Bringing the issue of the loss of deaf culture and education up to date: the closure of many deaf schools including The Royal School for Deaf Children in Margate, demonstrates how deaf students are still being let down. According to a Guardian article published last year ‘the number of schools for the deaf has fallen from 75 in 1982 to 21 [today]’ and ‘almost 78% of deaf children are in mainstream education where there is no specialist provision, with [only] 7% in mainstream schools with specialist provision’. The Oral Method may have failed deaf students in the past but today the cuts to deaf education amount to a comparable form of suppression and oppression.
BSL was not valued or respected as a language and legitimate form of communication in the late 1800s and still today its importance is not fully recognised.
BSL was not valued or respected as a language and legitimate form of communication in the late 1800s and still today its importance is not fully recognised. Indeed, depriving deaf people of their identity and language is disabling and can have devastating consequences. There is a high rate of mental illness among deaf people (according to Signhealth.org.uk deaf people are twice as likely to experience mental health issues than their hearing peers) and this may be understood by examining experiences of what it is to be deaf in a hearing world.
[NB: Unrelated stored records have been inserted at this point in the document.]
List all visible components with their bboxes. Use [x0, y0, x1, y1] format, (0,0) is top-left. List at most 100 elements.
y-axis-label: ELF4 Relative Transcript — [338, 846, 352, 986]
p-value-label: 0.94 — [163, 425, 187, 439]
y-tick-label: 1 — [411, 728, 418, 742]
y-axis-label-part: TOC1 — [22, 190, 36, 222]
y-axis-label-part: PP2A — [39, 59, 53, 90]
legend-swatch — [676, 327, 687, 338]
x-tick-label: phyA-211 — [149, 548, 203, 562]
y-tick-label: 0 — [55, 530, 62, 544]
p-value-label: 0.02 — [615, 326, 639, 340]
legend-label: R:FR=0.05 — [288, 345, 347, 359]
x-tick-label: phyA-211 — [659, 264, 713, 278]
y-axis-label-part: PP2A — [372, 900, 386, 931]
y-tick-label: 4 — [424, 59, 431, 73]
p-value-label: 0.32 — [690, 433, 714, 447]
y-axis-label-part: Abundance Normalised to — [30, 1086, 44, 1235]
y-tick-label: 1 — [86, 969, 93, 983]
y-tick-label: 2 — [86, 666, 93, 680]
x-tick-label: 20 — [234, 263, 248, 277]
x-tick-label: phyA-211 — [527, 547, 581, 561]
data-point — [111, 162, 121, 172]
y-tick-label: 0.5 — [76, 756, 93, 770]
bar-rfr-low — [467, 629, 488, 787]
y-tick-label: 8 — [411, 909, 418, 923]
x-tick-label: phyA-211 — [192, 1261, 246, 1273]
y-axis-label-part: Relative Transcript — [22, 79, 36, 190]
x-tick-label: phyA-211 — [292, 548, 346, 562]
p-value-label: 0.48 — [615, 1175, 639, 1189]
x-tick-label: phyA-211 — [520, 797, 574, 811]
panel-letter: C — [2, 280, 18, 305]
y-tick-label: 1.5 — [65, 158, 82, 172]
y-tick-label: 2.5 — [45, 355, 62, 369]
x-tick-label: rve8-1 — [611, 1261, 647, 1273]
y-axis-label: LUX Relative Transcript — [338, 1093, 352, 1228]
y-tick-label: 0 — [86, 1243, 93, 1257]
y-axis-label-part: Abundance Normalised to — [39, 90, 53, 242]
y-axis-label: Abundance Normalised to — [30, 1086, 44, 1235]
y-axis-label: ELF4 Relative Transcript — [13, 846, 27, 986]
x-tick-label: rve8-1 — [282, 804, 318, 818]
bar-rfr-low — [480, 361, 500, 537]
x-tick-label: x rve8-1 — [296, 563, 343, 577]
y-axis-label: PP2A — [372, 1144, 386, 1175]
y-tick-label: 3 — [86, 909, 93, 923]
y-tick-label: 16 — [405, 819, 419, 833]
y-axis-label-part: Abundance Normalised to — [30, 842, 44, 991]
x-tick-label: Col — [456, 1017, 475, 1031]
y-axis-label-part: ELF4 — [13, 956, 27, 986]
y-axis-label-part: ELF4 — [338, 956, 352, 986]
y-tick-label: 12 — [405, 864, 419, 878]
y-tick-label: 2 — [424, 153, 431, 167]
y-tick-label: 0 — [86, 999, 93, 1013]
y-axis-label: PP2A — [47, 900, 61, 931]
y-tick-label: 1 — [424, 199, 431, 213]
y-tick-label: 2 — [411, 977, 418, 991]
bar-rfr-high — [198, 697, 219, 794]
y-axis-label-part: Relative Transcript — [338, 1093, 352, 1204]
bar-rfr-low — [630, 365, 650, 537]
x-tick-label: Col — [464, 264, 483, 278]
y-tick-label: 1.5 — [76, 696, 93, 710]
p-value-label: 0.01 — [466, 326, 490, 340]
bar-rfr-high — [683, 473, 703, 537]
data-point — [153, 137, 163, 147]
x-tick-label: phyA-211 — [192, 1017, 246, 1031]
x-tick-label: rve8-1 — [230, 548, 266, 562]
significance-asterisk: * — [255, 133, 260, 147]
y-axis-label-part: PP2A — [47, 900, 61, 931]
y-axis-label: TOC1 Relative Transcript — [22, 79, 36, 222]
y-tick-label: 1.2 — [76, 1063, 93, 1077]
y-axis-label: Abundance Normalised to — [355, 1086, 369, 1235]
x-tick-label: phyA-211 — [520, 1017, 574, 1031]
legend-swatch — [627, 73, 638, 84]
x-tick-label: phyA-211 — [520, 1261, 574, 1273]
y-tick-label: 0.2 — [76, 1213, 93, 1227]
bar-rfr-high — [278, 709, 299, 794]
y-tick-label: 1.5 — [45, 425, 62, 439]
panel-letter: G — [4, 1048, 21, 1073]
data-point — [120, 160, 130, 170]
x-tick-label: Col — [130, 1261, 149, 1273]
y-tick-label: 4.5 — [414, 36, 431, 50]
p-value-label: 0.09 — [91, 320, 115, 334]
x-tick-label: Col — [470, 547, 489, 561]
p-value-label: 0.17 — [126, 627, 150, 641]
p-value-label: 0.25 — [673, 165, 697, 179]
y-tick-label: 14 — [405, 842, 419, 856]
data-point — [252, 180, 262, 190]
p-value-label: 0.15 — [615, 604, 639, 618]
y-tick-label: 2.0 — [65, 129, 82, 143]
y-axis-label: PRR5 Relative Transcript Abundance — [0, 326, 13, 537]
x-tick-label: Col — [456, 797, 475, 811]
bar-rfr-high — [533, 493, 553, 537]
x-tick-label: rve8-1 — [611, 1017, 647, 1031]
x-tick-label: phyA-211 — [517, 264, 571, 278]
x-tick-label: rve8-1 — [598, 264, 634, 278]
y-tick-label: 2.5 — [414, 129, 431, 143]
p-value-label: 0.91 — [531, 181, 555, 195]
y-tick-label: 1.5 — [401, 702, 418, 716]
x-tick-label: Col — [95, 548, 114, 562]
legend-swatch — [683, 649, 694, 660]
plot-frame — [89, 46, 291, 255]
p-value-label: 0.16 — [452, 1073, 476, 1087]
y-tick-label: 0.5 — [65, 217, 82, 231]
The isolation that may be felt by a loss of deaf culture and the significant communication barriers to access even basic services is important. Researching the archives for this blog post has caused me to consider more deeply the issues and problems that have faced deaf children over the centuries, and I hope we can learn lessons from the past to avoid repeating mistakes and create a better future for deaf children growing up today. Deaf students should be given the same opportunities to achieve and learn as their hearing peers.
Harlan Lane, The Mask of Benevolence: Disabling the Deaf Community. Vintage, 1992, p.84.
Sally Weale, ‘UK’s oldest deaf school closes amid concerns children are being let down’, The Guardian, 4 January 2016.